Évidemment, le Nétanyahou de la Bible ne dit rien du tout du Nétanyahou de l’actualité. Il n’existe aucune prédétermination ou essence coupable d’un homme par son patronyme. Il faut même se méfier de tous ceux qui croient que l’actualité est annoncée dans la Bible ou que l’Histoire y serait préécrite.

Je crois simplement que, parfois, les clins d’œil du texte nous invitent à méditer notre présent. Dans la Bible, le nom de « Nétanyahou » a quelque chose à voir avec la division du peuple, et avec la violence politique qui naît de l’incapacité à faire de la place à l’autre.

Peut‐​être s’agit‐​il d’une invitation à penser le combat essentiel contre une lecture fataliste. À réfléchir plus que jamais ensemble à l’heure qu’il est. Se dire que, quelle que soit cette heure, il n’est sans doute jamais trop tard.
Jamais trop tard pour se dire que rien n’est encore écrit, et que tout peut encore changer.

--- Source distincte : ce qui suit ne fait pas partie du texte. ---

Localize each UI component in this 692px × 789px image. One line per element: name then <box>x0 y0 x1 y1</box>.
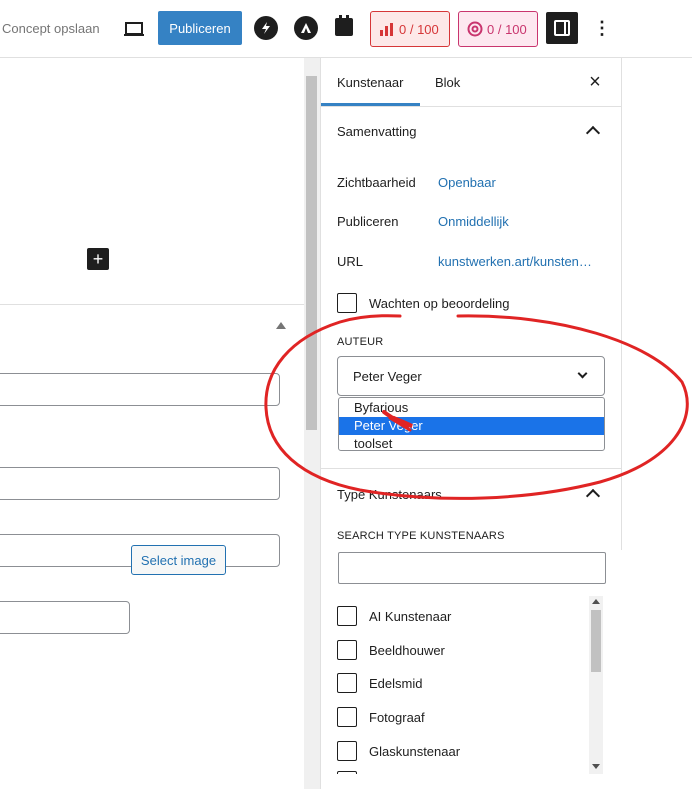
save-draft-button[interactable]: Concept opslaan <box>2 21 100 36</box>
pending-review-checkbox[interactable] <box>337 293 357 313</box>
meta-box-divider <box>0 304 304 305</box>
term-label: Beeldhouwer <box>369 642 445 658</box>
search-terms-input[interactable] <box>338 552 606 584</box>
author-label: AUTEUR <box>337 336 384 348</box>
publish-value[interactable]: Onmiddellijk <box>438 214 593 229</box>
plus-icon[interactable]: + <box>87 248 109 270</box>
readability-score-button[interactable]: 0 / 100 <box>458 11 538 47</box>
tabs-divider <box>321 106 621 107</box>
term-label: Fotograaf <box>369 709 425 725</box>
settings-sidebar: Kunstenaar Blok × Samenvatting Zichtbaar… <box>321 58 621 789</box>
seo-score-value: 0 / 100 <box>399 21 439 37</box>
term-checkbox[interactable] <box>337 640 357 660</box>
chevron-up-icon[interactable] <box>585 125 601 141</box>
bolt-icon[interactable] <box>254 16 278 40</box>
author-select[interactable]: Peter Veger <box>337 356 605 396</box>
clipboard-icon[interactable] <box>334 15 354 37</box>
select-image-button[interactable]: Select image <box>131 545 226 575</box>
list-item[interactable] <box>337 771 357 774</box>
collapse-meta-icon[interactable] <box>276 322 286 329</box>
term-checkbox[interactable] <box>337 673 357 693</box>
sidebar-right-edge <box>621 58 622 550</box>
editor-canvas: + <box>0 58 304 789</box>
editor-header: Concept opslaan Publiceren 0 / 100 0 / 1… <box>0 0 692 58</box>
chevron-up-icon[interactable] <box>585 488 601 504</box>
term-checkbox[interactable] <box>337 771 357 774</box>
pending-review-label: Wachten op beoordeling <box>369 296 510 311</box>
author-option-byfarious[interactable]: Byfarious <box>339 399 604 417</box>
editor-scrollbar-thumb[interactable] <box>306 76 317 430</box>
panel-divider <box>321 468 621 469</box>
seo-chart-icon <box>380 23 393 36</box>
list-item[interactable]: Beeldhouwer <box>337 640 445 660</box>
author-dropdown[interactable]: Byfarious Peter Veger toolset <box>338 397 605 451</box>
term-label: AI Kunstenaar <box>369 608 452 624</box>
visibility-label: Zichtbaarheid <box>337 175 416 190</box>
author-option-peter-veger[interactable]: Peter Veger <box>339 417 604 435</box>
scroll-up-icon[interactable] <box>592 599 600 604</box>
image-url-field[interactable] <box>0 601 130 634</box>
list-item[interactable]: Edelsmid <box>337 673 422 693</box>
tab-blok[interactable]: Blok <box>435 58 460 106</box>
taxonomy-panel-title[interactable]: Type Kunstenaars <box>337 487 442 502</box>
url-value[interactable]: kunstwerken.art/kunsten… <box>438 254 593 269</box>
readability-icon <box>467 21 483 37</box>
visibility-value[interactable]: Openbaar <box>438 175 593 190</box>
list-item[interactable]: AI Kunstenaar <box>337 606 451 626</box>
term-label: Glaskunstenaar <box>369 743 461 759</box>
term-checkbox[interactable] <box>337 741 357 761</box>
meta-field-2[interactable] <box>0 467 280 500</box>
author-option-toolset[interactable]: toolset <box>339 435 604 453</box>
terms-scrollbar-thumb[interactable] <box>591 610 601 672</box>
seo-score-button[interactable]: 0 / 100 <box>370 11 450 47</box>
url-label: URL <box>337 254 364 269</box>
sidebar-toggle-icon[interactable] <box>546 12 578 44</box>
list-item[interactable]: Glaskunstenaar <box>337 741 460 761</box>
term-checkbox[interactable] <box>337 606 357 626</box>
terms-list: AI Kunstenaar Beeldhouwer Edelsmid Fotog… <box>337 594 605 774</box>
list-item[interactable]: Fotograaf <box>337 707 425 727</box>
term-checkbox[interactable] <box>337 707 357 727</box>
term-label: Edelsmid <box>369 675 423 691</box>
chevron-down-icon <box>577 368 588 379</box>
publish-label: Publiceren <box>337 214 399 229</box>
readability-score-value: 0 / 100 <box>487 21 527 37</box>
more-vertical-icon[interactable]: ⋮ <box>592 16 612 40</box>
tab-kunstenaar[interactable]: Kunstenaar <box>321 58 419 106</box>
search-terms-label: SEARCH TYPE KUNSTENAARS <box>337 530 505 542</box>
publish-button[interactable]: Publiceren <box>158 11 242 45</box>
arrow-logo-icon[interactable] <box>294 16 318 40</box>
laptop-icon[interactable] <box>122 18 146 40</box>
scroll-down-icon[interactable] <box>592 764 600 769</box>
author-selected-value: Peter Veger <box>353 368 422 384</box>
close-icon[interactable]: × <box>585 72 605 92</box>
meta-field-1[interactable] <box>0 373 280 406</box>
summary-panel-title[interactable]: Samenvatting <box>337 124 417 139</box>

Les jours redoutables ne cessent de le répéter : le livre de la vie est grand ouvert devant nous et il peut encore accueillir des pages inédites de notre histoire, tout ce qu’on pourrait encore se dire, tout ce qu’on pourrait encore éviter de se dire.

L’heure est au pardon. Mais le pardon juif ne consiste jamais à tomber d’accord avec l’autre à tout prix, ni à oublier ce qui a été dit ou fait, mais bien plutôt à tenter de vivre avec, et à chercher comment emprunter à l’avenir d’autre voies.

Rien ne raconte cela mieux que l’humour juif, et sa volonté farouche d’être toujours plus fort que la tragédie qui nous frappe.

Permettez‐​moi de finir avec la blague juive la plus adaptée à ces circonstances.
C'est l’histoire de Moishé et de Shloimé qui se détestent et qui, tout au long de l’année, se disputent et se chamaillent, se méprisent et se malmènent.
À l’approche de Kippour, ils décident de faire enfin la paix et de se pardonner. Moishé s’approche de Shloimé et lui dit :
« Tu sais quoi ? Faisons la paix. Pour cette nouvelle année, je te souhaite tout ce que tu me souhaites ».
Et Shloimé de lui répondre :
« Ah ben voilà, tu recommences !!! »

Puissions‐​nous être inscrits dans le livre de la vie, chérir la vie, et protéger les vies. Puissions‐​nous apprendre à nous reparler, pour vraiment essayer ensemble de nous réparer. Shana tova.